ESXI ISCSI and Freenas - Bottleneck Identification

EnlightenCor · Jul 28, 2020

First, I'll say I have been a long time lurker to these forums and I've tried to do a fair bit of investigation and problem solving on my own, but I think I've gone as far as I can and would like some insight from those who have been around and in the mix a lot longer than I.

I'm attempting to use Freenas ISCSI with ESXI 6.5 ( Dell R610). I am not seeing the performance I believe I could attain, but I'm leaning towards my drives at this point being the bottleneck, but before spending any further cash, I would like others to take a look.

Continued.... after the Hardware section.

Needed Information:
FreeNas Version: FreeNAS-11.3-U3.2

Hardware:
MOBO: SuperMicro X8SIE
Intel(R) Xeon(R) CPU X3460 @ 2.80GHz amd64
32 GB ECC Memory. Memory brands match and in the correct slots per Supermicro Manual.

02:00.0 Ethernet controller: Mellanox Technologies MT26448 [ConnectX EN 10GigE, PCIe 2.0 5GT/s] (rev b0)

03:00.0 Ethernet controller: Intel Corporation 82574L Gigabit Network Connection
04:00.0 Ethernet controller: Intel Corporation 82574L Gigabit Network Connection
05:00.0 Ethernet controller: Realtek Semiconductor Co., Ltd. RTL8169 PCI Gigabit Ethernet Controller (rev 10)

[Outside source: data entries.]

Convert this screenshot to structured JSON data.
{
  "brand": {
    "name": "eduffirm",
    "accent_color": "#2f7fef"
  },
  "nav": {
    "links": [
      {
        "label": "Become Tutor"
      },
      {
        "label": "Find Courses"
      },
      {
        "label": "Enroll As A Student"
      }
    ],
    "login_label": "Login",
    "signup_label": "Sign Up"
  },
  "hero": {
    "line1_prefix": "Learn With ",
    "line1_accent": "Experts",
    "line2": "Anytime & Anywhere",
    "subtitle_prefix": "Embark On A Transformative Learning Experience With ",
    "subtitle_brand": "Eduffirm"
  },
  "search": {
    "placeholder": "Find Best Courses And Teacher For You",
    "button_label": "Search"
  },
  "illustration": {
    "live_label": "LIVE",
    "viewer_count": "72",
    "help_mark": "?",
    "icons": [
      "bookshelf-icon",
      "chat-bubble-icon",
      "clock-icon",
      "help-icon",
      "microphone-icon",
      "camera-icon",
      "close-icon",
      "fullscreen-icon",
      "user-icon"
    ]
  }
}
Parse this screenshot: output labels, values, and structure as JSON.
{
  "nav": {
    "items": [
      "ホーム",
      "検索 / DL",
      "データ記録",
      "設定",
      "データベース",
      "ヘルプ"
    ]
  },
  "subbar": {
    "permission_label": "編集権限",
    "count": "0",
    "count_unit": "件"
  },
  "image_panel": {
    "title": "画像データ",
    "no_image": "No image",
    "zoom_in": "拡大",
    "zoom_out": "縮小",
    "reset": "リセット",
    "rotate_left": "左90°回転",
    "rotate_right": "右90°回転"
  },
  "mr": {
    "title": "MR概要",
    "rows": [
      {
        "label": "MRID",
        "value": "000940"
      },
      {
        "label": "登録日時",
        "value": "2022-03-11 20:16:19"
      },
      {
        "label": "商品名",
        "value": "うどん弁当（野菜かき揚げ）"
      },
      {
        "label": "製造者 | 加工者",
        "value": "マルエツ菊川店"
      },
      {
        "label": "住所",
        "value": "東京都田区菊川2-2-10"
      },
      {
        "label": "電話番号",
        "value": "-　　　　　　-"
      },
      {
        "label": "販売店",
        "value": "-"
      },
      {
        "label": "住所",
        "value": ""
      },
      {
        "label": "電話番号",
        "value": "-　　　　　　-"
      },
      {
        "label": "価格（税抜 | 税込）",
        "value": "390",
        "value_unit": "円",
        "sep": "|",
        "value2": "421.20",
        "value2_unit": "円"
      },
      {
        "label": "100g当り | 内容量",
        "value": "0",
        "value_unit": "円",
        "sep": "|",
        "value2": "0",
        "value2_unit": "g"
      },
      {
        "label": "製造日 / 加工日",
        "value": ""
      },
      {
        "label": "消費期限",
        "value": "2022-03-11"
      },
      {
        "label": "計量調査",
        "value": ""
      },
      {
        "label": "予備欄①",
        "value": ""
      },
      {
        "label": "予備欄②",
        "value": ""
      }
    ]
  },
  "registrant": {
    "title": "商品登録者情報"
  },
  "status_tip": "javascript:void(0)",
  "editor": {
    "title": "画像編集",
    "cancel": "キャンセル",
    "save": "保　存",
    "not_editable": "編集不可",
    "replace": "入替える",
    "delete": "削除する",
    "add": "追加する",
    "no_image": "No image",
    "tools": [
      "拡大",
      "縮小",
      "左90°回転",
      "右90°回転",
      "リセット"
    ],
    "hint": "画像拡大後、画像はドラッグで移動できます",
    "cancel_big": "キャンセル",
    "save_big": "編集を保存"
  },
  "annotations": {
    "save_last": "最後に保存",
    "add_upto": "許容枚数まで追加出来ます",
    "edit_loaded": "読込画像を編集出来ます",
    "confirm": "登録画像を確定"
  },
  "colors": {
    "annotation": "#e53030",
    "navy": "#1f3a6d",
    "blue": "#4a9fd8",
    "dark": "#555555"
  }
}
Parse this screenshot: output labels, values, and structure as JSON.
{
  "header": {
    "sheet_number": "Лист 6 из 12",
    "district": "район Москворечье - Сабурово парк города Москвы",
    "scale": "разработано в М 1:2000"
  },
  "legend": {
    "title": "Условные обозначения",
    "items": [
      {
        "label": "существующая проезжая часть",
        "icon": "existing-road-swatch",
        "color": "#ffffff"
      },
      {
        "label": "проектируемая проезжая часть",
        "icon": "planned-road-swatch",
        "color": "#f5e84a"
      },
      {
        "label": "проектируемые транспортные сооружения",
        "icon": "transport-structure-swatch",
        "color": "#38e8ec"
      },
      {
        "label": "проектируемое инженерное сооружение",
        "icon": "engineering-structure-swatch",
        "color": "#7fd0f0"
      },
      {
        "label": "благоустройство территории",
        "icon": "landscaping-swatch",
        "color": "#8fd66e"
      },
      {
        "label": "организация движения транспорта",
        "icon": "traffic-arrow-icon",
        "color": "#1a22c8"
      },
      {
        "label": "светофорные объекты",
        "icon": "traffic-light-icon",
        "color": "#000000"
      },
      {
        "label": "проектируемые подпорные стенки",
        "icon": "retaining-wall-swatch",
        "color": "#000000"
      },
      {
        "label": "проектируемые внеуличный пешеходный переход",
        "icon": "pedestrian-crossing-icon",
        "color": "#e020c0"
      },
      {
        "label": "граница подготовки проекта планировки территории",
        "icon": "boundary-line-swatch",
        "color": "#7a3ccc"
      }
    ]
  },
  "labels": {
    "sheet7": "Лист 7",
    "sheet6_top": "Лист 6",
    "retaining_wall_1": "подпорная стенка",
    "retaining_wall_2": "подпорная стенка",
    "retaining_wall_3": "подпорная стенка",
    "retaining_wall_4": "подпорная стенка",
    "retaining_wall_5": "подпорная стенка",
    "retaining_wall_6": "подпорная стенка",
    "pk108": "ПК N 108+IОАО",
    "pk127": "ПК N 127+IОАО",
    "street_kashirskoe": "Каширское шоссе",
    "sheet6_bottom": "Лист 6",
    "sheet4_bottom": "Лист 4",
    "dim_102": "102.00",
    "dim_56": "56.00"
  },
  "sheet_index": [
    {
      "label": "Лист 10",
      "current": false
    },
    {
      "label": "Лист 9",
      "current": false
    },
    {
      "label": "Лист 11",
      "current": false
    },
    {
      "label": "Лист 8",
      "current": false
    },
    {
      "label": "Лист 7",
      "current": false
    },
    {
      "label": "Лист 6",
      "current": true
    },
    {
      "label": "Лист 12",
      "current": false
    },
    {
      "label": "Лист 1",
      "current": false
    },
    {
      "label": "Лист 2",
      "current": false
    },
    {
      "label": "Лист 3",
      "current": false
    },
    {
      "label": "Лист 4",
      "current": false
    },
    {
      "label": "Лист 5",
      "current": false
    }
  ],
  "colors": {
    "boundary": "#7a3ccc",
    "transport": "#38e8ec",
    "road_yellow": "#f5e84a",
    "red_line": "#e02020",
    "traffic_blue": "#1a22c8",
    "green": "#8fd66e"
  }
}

LSI SAS2008 PCI Flashed to IT mode.

Drive Configuration:
2X4 Mirror

Drive Models:
5 of ATA ST2000DL003 1.82 TB(5900 RPM)
2 of ATA ST2000DM001 1.82 TB (7200 RPM)
1 of ATA ST32000542AS 1.82TB (5900 RPM)

1 KINGSTON SUV400S37240G 240GB as a LOG device
(It was a spare SSD lying around. Including it seemed to improve performance)

DD_Tests:
1) DD 10GB write of Zeros
10000+0 records in
10000+0 records out
10485760000 bytes transferred in 3.951187 secs (2653825470 bytes/sec)

2) DD 10GB read of Zeros
dd of=/dev/null if=/mnt/tank/ddtest1.dat bs=1024k count=10000
10000+0 records in
10000+0 records out
10485760000 bytes transferred in 1.702495 secs (6159055428 bytes/sec)

3) DD 20GB Write of Zeros
dd if=/dev/zero of=/mnt/tank/ddtest2.dat bs=2048k count=10000
10000+0 records in
10000+0 records out
20971520000 bytes transferred in 7.574889 secs (2768557911 bytes/sec)

4) DD 20GB read of Zeros
dd of=/dev/null if=/mnt/tank/ddtest2.dat bs=2048k count=10000
10000+0 records in
10000+0 records out
20971520000 bytes transferred in 3.387624 secs (6190628305 bytes/sec)

5) DD 10GB write of Random (CPU Intensive, but CPU only 14% Utilized)
dd if=/dev/random of=/mnt/tank/ddtest3.dat bs=1024k count=10000
10000+0 records in
10000+0 records out
10485760000 bytes transferred in 100.059708 secs (104795029 bytes/sec)

6) DD 10GB Read of Random (Same CPU utilization)
dd of=/dev/null if=/mnt/tank/ddtest3.dat bs=1024k count=10000
10000+0 records in
10000+0 records out
10485760000 bytes transferred in 3.565204 secs (2941138916 bytes/sec)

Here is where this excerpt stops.